Quantum software, like all computer programs, is eligible for copyright protection. Software copyrights last much longer than patents. The length of time depends on the countries, but can be up to the lifetime of the author plus 70 years. Clearly many software programs are collaborative efforts which can complicate determination of the lifetime.
In many countries, copyright protection is obtained by simply writing the code. It’s important to keep a record of when and who created the code if there is ever a challenge. Some copyright holders chose to file copies of their code through a lawyer’s office or an escrow agency to have a “neutral” body recording the date of creation.
In the United States, registration of the software can be done through the US Copyright Office.
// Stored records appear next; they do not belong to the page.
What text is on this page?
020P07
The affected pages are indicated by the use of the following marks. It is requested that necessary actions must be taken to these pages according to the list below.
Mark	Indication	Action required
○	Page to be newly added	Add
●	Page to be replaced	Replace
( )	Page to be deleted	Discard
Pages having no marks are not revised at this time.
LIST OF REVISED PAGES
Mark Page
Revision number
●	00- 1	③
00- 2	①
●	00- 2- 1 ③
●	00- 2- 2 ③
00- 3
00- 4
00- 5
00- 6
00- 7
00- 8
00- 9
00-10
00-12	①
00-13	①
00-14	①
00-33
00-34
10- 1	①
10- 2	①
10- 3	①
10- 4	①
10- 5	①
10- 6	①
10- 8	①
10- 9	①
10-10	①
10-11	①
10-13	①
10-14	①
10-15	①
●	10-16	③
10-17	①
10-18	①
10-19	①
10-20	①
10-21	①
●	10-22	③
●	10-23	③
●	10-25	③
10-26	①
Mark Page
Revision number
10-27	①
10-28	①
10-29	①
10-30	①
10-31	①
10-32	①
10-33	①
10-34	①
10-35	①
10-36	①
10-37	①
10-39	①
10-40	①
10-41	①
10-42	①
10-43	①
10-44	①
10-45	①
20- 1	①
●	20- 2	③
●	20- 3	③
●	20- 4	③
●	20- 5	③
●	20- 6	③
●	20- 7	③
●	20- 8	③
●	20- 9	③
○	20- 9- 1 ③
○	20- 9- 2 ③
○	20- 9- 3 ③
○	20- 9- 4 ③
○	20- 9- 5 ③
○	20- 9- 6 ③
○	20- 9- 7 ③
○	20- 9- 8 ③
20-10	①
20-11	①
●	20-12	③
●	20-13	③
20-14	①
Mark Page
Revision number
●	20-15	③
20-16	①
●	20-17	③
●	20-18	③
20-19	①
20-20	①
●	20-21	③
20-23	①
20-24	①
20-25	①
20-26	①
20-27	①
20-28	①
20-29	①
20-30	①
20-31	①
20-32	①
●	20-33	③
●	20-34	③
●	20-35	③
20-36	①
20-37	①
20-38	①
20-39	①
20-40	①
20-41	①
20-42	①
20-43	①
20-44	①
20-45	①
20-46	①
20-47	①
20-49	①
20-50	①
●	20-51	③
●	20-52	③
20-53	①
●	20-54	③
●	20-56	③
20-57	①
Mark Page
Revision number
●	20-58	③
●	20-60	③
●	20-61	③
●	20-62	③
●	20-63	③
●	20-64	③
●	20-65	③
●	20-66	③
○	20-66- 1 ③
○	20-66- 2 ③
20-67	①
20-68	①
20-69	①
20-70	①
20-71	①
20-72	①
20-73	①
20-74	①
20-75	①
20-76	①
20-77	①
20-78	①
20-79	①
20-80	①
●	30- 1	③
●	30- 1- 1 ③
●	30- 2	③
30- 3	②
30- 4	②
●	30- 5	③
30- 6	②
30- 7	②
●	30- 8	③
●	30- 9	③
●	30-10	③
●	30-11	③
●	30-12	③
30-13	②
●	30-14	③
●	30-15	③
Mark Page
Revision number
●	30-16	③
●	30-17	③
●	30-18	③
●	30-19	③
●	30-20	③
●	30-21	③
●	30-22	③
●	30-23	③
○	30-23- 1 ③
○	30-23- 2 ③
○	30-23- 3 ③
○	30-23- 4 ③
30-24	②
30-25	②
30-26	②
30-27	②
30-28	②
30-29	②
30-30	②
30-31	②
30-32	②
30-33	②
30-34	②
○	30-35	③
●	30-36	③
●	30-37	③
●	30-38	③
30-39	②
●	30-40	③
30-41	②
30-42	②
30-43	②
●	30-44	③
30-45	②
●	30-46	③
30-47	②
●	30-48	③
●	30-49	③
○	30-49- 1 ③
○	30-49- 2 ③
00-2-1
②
In addition to the challenges of obtain patent protection, it can be difficult to enforce quantum computing patents as detection of infringement may be complicated. In particular, the quantum hardware may be inaccessible because much of today’s quantum computing is based in the cloud. Reverse engineering is moreover complicated by the fact that quantum computing occurs in a superposition of quantum states and these quantum states are destroyed when observed. A well drafted patent application can often overcome these issues if thought is given on the detection of the infringement.
Trade Secret Protection
In some case, trade secret protection can be best for technologies that cannot easily be reverse- engineered. This type of protection arises automatically and is not limited in time. It relies on the technology being kept confidential as it only lasts until the secret technology is independently discovered, reverse engineered, or disclosed by the owner.
Companies wishing to keep (some of) their innovations secret need to make sure that those secrets are not disclosed and that employees are aware of their obligations, even when the employee leaves the company. The company can take legal action to ensure the secret is not used or disclosed and may also involve criminal penalties.
Different companies will choose different strategies to protect their innovations depending on their commercialization strategies or investment needs. A healthy mix of security policies to protect their technical and commercial information, combined with a focused intellectual property strategy will help secure for their innovations a place in the future of quantum computing.